Fig. 1. Volume of algal culture required to produce 1 t of product per year assuming a cell density of 0.5 g dry wt l–1, a doubling time of 2 days and 365 days of production. Product cell contents used in the calculation: protein 60%; paramylon 45%; algal oil (triacylglycerols) 30%; β-carotene 6%; astaxanthin 4%; phycocyanin 2.5%; fucoxanthin 2%; docosahexaenoic acid (DHA) 1.5%; pharmaceutical 0.001%.
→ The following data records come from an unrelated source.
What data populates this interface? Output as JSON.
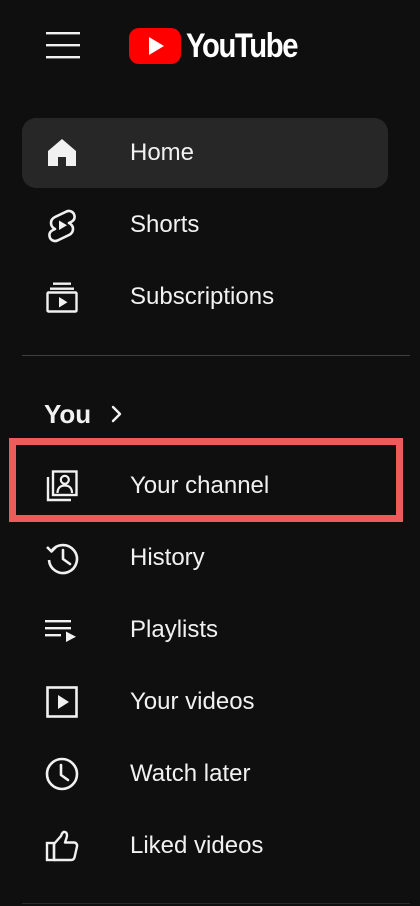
{
  "header": {
    "logo_text": "YouTube",
    "logo_color": "#ff0000"
  },
  "primary_nav": [
    {
      "label": "Home",
      "icon": "home-icon",
      "active": true
    },
    {
      "label": "Shorts",
      "icon": "shorts-icon",
      "active": false
    },
    {
      "label": "Subscriptions",
      "icon": "subscriptions-icon",
      "active": false
    }
  ],
  "you_section": {
    "title": "You",
    "chevron_icon": "chevron-right-icon",
    "items": [
      {
        "label": "Your channel",
        "icon": "your-channel-icon",
        "highlighted": true
      },
      {
        "label": "History",
        "icon": "history-icon"
      },
      {
        "label": "Playlists",
        "icon": "playlists-icon"
      },
      {
        "label": "Your videos",
        "icon": "your-videos-icon"
      },
      {
        "label": "Watch later",
        "icon": "watch-later-icon"
      },
      {
        "label": "Liked videos",
        "icon": "liked-videos-icon"
      }
    ]
  },
  "colors": {
    "background": "#0f0f0f",
    "active_item": "#272727",
    "highlight_border": "#ef5a5a",
    "text": "#f1f1f1"
  }
}
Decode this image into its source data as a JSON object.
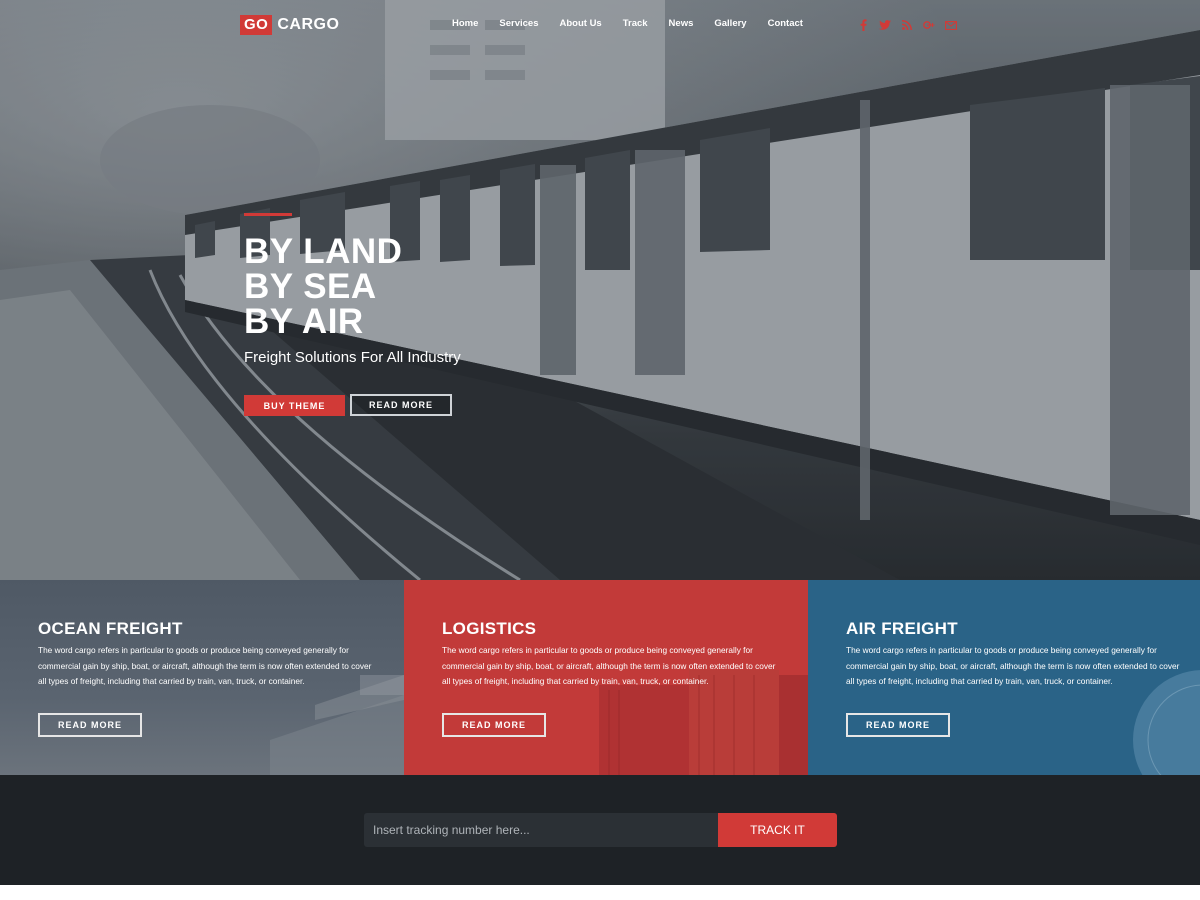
{
  "brand": {
    "logo_go": "GO",
    "logo_cargo": "CARGO",
    "accent_color": "#d13a37"
  },
  "nav": {
    "items": [
      {
        "label": "Home"
      },
      {
        "label": "Services"
      },
      {
        "label": "About Us"
      },
      {
        "label": "Track"
      },
      {
        "label": "News"
      },
      {
        "label": "Gallery"
      },
      {
        "label": "Contact"
      }
    ]
  },
  "social": {
    "icons": [
      "facebook-icon",
      "twitter-icon",
      "rss-icon",
      "google-plus-icon",
      "mail-icon"
    ],
    "glyphs": [
      "f",
      "✉",
      "≡",
      "g+",
      "✉"
    ]
  },
  "hero": {
    "title_lines": [
      "BY LAND",
      "BY SEA",
      "BY AIR"
    ],
    "subtitle": "Freight Solutions For All Industry",
    "buy_label": "BUY THEME",
    "read_more_label": "READ MORE"
  },
  "features": [
    {
      "title": "OCEAN FREIGHT",
      "text": "The word cargo refers in particular to goods or produce being conveyed generally for commercial gain by ship, boat, or aircraft, although the term is now often extended to cover all types of freight, including that carried by train, van, truck, or container.",
      "button": "READ MORE",
      "color": "#4f5965"
    },
    {
      "title": "LOGISTICS",
      "text": "The word cargo refers in particular to goods or produce being conveyed generally for commercial gain by ship, boat, or aircraft, although the term is now often extended to cover all types of freight, including that carried by train, van, truck, or container.",
      "button": "READ MORE",
      "color": "#c23a39"
    },
    {
      "title": "AIR FREIGHT",
      "text": "The word cargo refers in particular to goods or produce being conveyed generally for commercial gain by ship, boat, or aircraft, although the term is now often extended to cover all types of freight, including that carried by train, van, truck, or container.",
      "button": "READ MORE",
      "color": "#2a6387"
    }
  ],
  "track": {
    "placeholder": "Insert tracking number here...",
    "button": "TRACK IT"
  }
}
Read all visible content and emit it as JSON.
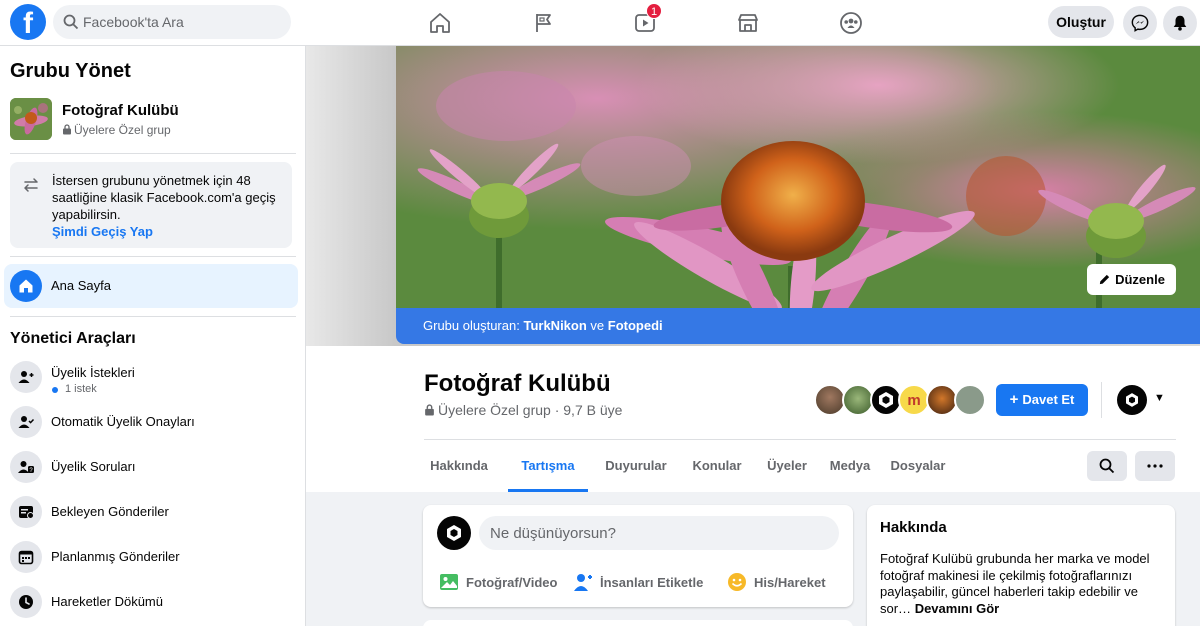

Current commercial culture system units range in volume from about 1000 l for the big bag systems used to produce microalgae as feed in aquaculture, to about 3 ×104 to 1 ×108 l for raceway ponds for production of algal biomass or wastewater treatment, respectively, and about 1 ×104 l for tubular photobioreactors to 1 ×109 l for the extensive ponds used for the culture of the green alga Dunaliella salina in Australia (Borowitzka, Citation2016). These volumes are for single units, be it bags, ponds or photobioreactors and a production facility requires a number of these to produce the quantity of algal biomass required.
Problems in scaling up
Scaling up of algal cultures is generally done by a factor of 10 per step, i.e. from 10 ml to 100 ml to 1 l to 10 l etc. For some high-light-sensitive species such as some strains of the cyanobacterium Arthrospira the scale-up factor may need to be reduced to 5 to minimize photoinhibition immediately after inoculation. Again, assuming that it takes about 5 days for the culture to have increased sufficiently to be subcultured at the next step, it takes at least 1 month to progress from a 10 ml stock culture to having enough inoculum for a 10 000 l culture (assuming a scale-up factor of 10). The many steps and the extended time required not only increase costs, but also increase the risk of contamination. The process of producing the inoculum for large-scale commercial cultures is not trivial and is a critical factor to the successful operation of a production facility. It is therefore not surprising that most commercial producers generally guard the exact details of their process. One factor that may help in the process of scaling up and shortening the period from laboratory scale to the production units is modification of the culture depth so that the areal density of the culture is high even when the biomass concentration is relatively low due to the dilution. Another ‘trick’ is using shaded ponds or greenhouse cultures to better control the daily fluctuation in light and temperature.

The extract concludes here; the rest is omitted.